Entenda a diferença entre dengue, zika e chikungunya

Não sei vocês mas nós aqui estamos TENSOS com o mosquito e com as variações de doenças transmitidas por ele. Confesso que tava tudo junto e misturado na minha cabeça mas agora eu entendi a diferença entre dengue, zika e chikungunya. Vem comigo!

dengue, zika e chikungunya

Em 2015, os brasileiros enfrentaram a maior epidemia de dengue já registrada no país. Segundo o boletim epidemiológico do Ministério da Saúde, foram mais de 1.566.510 casos prováveis em todo território nacional. O ano também foi responsável por apresentar aos brasileiros duas novas doenças transmitidas pelo Aedes Aegypti: o zika vírus e a febre chikungunya.

Além do transmissor, as doenças também possuem sintomas semelhantes. Veja as principais diferenças entre eles:

dengue, zika e chikungunya

Fonte: Dr. Ivan Marinho, Infectologista no Hospital São Camilo de São Paulo.

Como prevenir dengue, zika e chikungunya

O mosquito é atraído pelos odores transmitidos pelo corpo humano na transpiração. Por meio de suas antenas ele capta esses cheiros, que o levam até os indivíduos. Os repelentes, por sua vez, agem formando uma espécie de nuvem de substâncias não tóxicas ao redor da pele e quando o inseto se aproxima suas antenas são impregnadas por essas moléculas, entupindo seus microscópicos poros e impedindo que ele perceba os odores.

Embora o alerta principal seja para a proteção das grávidas,  os pequenos estão especialmente expostos porque usam roupas leves que deixam a maior parte do corpo desprotegida, além de ser uma época propícia para brincadeiras ao ar livre. Por isso, o cuidado com eles deve ser redobrado, com o uso de repelente adequando. Existem formulações específicas para as crianças, porém, devido ao perfil de alta segurança quanto à toxicidade, o IR3535 é o único indicado para o uso a partir de 6 meses, tendo a mesma eficácia em pessoas de todas as idades, inclusive gestantes.

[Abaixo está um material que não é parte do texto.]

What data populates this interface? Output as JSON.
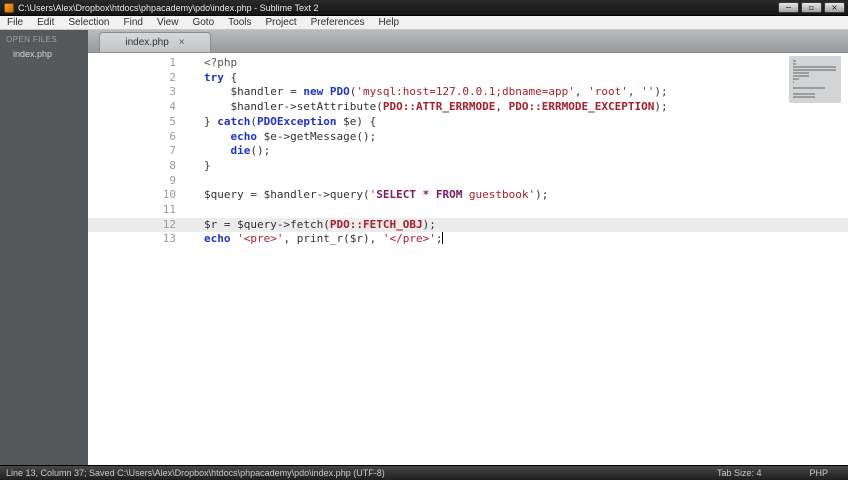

“A segurança do IR3535 se deve ao fato de possuir estrutura química exclusiva, semelhante à beta-alanina, um aminoácido encontrado no corpo humano. Por esse motivo, esse princípio-ativo é classificado como biopesticida, muito bem tolerado por bebês, idosos e pessoas com pele sensível, enquanto outros repelentes são classificados como pesticidas,” explica a Farmacêutica-bioquímica da Merck, Thalita Cristina Estima de Jesus. “Além disso, o IR3535 não tem restrições a quantidade de aplicações diárias, enquanto as demais opções podem ter limite máximo diário devido ao risco de neurotoxicidade.”

Como usar o repelente:

Apenas as áreas expostas do corpo devem receber o repelente. O produto deve ser reaplicado conforme a indicação de cada fabricante e em caso de suor excessivo ou contato com água.  Porém, é importante atentar para o limite de aplicações diária de cada produto.

  • Apenas o IR3535 não possui restrição de aplicações diárias e pode ser usado em crianças a partir dos 6 meses.
  • Existem repelentes específicos recomendados para as crianças, com formulações menos tóxicas.
  • O tempo de ação varia de acordo com a concentração de princípio ativo na fórmula.
  •  Os bebês com menos de 6 meses devem ser protegidos com roupas adequadas e frescas, e proteção na casa e no berço. As mães devem ter cuidado redobrado para evitar que os mosquitos entrem em casa.
  • Nenhum repelente é 100% eficaz, e, sendo assim, todas as medidas acima, bem como as que são apresentadas regularmente pelo Ministério da Saúde, devem ser seguidas.

Por aqui temos aplicado e reaplicado repelente, cuidado para eliminar os insetos, mantendo telas mosquiteiros nas janelas e as portas fechadas.

Conhecer mais sobre dengue, zika e chikungunya é o melhor para prevenir.